しかももう剣を構えて突っ込んできてる、リーチは俺のポールハンマーが上だが……俺の技量であのリマスク司令にランスチャージができるか、いやこれしかないっ!!
「うぉおおおおりゃぁあああ!!!」
「うぉおおおお!!」
───ガキィンッ!
「ぐっ!?」
「ぐぬぅ……浅かったか」
お互いの正面突撃の結果は俺のポールハンマーがリマスク司令の鎧にヒビを入れて、司令の剣が俺の右ももを抉った……相手もヒビの入ったところを抑えて苦しそうだが、俺は正直もっとやばい。皮鎧の部分だったから何とか足ごともってはいかれなかったけど、馬にこのまま跨り続けるだけでも厳しい。
だけど、こんなところで死んでたまるか……前みたいに気絶している場合じゃない、俺がこいつを倒さないと次はカルディナやゲデヒトニスがやられるかもしれないっ!
「ま、まだ……まだだっ!」
「ふむ、意気込みは良し……だがその程度ではな」
畜生、司令は馬首をこちらに向けるとまたこっちに突撃してくる。痛みと恐怖で目がかすむけど、意識がまたやばいけど、なんとかポールハンマーを構えなおす。
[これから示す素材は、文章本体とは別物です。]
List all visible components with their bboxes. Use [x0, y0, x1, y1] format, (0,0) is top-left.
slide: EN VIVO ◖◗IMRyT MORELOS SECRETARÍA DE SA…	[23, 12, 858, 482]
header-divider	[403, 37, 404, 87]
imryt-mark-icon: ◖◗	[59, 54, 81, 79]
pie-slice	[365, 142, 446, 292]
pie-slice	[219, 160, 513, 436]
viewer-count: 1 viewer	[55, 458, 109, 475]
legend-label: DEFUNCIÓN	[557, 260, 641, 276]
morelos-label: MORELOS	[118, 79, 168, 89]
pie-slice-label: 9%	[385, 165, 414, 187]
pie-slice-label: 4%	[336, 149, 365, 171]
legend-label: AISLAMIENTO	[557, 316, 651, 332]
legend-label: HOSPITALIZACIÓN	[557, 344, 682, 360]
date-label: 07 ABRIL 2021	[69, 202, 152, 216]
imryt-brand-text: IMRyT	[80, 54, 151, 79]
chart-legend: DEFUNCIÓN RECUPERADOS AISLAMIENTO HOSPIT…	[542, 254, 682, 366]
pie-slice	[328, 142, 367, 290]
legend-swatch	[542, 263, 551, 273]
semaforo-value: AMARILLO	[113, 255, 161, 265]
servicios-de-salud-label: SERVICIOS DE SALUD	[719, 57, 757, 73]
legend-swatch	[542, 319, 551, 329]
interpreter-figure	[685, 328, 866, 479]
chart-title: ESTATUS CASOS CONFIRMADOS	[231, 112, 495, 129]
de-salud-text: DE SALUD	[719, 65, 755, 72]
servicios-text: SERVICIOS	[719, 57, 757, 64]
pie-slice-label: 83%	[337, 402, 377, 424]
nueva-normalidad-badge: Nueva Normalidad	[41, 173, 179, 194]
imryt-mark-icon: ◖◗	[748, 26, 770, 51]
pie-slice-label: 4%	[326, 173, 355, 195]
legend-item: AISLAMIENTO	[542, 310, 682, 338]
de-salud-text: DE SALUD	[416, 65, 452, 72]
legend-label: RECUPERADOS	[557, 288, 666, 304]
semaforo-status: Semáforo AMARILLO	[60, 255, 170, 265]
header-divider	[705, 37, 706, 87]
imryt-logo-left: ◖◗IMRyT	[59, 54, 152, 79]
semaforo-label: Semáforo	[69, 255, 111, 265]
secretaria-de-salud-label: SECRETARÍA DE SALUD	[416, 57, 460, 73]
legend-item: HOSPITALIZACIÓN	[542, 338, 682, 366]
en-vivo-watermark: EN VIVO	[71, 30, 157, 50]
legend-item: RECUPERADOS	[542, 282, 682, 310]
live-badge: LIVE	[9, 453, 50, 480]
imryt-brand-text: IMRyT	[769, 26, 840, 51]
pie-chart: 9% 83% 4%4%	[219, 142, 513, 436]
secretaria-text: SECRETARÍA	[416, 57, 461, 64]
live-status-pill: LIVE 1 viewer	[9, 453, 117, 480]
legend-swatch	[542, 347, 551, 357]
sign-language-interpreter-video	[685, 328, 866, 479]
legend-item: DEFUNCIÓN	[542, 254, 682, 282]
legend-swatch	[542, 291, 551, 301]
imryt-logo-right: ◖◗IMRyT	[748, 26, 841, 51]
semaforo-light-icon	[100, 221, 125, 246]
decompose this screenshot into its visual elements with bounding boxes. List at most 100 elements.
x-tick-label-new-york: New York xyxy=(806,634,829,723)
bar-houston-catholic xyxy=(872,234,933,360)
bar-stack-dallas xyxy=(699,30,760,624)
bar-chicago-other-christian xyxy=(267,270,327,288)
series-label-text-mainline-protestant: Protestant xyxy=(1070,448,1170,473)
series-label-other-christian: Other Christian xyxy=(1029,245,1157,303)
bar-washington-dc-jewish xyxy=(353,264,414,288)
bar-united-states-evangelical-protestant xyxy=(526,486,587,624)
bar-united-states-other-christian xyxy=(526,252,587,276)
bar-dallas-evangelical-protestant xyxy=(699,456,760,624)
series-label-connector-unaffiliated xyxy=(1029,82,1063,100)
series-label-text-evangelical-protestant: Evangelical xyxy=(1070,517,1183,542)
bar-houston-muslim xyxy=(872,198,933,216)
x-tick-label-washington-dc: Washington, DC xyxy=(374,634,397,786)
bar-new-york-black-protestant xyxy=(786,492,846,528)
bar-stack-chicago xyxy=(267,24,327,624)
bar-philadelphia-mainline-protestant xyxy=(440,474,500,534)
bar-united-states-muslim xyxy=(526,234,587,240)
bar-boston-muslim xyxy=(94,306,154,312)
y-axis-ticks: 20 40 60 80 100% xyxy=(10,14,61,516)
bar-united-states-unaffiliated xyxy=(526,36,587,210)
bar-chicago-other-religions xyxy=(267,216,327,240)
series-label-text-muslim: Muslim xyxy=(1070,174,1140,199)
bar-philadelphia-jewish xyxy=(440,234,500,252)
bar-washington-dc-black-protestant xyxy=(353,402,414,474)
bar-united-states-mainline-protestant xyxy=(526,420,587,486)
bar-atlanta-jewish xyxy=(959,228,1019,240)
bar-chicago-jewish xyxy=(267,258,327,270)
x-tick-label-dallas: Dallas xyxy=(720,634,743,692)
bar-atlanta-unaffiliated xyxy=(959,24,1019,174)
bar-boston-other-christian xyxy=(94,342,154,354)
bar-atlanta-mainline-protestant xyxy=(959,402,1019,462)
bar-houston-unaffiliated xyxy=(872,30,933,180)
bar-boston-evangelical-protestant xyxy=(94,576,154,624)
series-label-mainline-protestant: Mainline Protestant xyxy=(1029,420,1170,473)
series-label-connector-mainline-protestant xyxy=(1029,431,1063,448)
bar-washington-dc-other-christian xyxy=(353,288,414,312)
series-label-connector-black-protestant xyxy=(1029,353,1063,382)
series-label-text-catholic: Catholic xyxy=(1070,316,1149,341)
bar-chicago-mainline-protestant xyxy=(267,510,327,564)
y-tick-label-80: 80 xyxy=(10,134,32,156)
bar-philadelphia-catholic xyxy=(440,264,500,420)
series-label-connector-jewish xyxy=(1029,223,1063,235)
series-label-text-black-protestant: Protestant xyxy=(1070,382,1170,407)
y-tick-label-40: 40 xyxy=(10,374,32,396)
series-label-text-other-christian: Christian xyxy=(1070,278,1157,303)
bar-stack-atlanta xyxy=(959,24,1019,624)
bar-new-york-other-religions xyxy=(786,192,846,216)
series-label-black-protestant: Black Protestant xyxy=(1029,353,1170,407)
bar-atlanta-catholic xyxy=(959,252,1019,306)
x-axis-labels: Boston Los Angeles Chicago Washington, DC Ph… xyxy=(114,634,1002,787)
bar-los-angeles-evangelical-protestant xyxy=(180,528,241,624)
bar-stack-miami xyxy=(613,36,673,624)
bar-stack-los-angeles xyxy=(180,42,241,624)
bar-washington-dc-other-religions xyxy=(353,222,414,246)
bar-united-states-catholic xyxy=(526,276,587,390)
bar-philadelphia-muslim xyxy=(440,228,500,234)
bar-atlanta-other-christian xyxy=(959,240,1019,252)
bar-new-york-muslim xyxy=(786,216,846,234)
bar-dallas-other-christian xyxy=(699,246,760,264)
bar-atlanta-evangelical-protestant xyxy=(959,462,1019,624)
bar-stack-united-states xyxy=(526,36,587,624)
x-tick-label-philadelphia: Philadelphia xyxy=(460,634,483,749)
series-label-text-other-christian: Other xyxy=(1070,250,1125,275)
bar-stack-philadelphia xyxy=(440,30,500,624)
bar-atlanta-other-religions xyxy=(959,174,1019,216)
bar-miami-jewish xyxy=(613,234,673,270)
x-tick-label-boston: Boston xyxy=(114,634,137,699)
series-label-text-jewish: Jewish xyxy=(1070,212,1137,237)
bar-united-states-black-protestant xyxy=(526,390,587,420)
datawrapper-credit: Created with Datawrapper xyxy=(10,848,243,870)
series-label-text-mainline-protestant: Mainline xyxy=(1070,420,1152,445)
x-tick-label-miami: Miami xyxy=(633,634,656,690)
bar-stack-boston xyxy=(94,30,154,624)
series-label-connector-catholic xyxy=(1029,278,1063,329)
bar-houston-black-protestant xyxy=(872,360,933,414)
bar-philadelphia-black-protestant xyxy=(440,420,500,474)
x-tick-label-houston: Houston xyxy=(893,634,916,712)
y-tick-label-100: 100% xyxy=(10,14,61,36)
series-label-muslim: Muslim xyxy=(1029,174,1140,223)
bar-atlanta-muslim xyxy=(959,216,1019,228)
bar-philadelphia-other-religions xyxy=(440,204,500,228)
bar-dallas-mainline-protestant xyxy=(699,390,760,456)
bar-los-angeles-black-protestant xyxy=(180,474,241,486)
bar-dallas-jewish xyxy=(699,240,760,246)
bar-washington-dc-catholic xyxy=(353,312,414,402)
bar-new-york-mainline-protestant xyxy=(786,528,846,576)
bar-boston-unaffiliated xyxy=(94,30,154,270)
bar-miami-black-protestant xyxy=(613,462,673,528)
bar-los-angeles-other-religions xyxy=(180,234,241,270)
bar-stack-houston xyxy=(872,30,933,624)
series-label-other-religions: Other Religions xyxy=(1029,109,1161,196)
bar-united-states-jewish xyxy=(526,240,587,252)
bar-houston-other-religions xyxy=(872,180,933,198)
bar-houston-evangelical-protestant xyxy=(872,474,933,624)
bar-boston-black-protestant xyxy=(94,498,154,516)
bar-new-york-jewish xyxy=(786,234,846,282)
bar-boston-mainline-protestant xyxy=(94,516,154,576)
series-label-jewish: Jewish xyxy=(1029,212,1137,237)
こうなったら刺し違えてでもヤツだけは、俺が止めてみせるっ!!
「来いよリマスク! かかって来いっ!!」
「よかろう、これで止めだっ!!」
「隊長っ!下がって!?」
刺し違えるチャンスを手に入れるために挑発していたらカルディナが俺とリマスク司令の間に割って入ってきた。いや、ナイスタイミングです。君が居なければ俺はこの後2秒後くらいに首飛んでたと思う……そう思ったらちょっと下腹部から液体が暴発しそう。出撃前にトイレ行っとけばよかったなぁ。
「ふん、興がそがれたな……次会った時はその首、貰い受ける」
「何度来ても……隊長は、私が守る……」
ふぅ、なんとか司令は撤退してくれたみたいだ。彼に従って生き残った5騎が離脱していく……なんとか生き残ったよ。
「隊長、報告?」
「ん、くっ!……大丈夫だ、報告を頼むよ」
「……ごめんなさい、まず止血?」
俺を馬から下ろしてくれた後カルディナがてきぱきと止血していく、よく見るとカルディナが気に入ってるって言ってたハンカチで止血している。なんだか悪いなぁ、今度買いに行ってあげないと。
あとがき
やっぱりかっこよく決めれない主人公。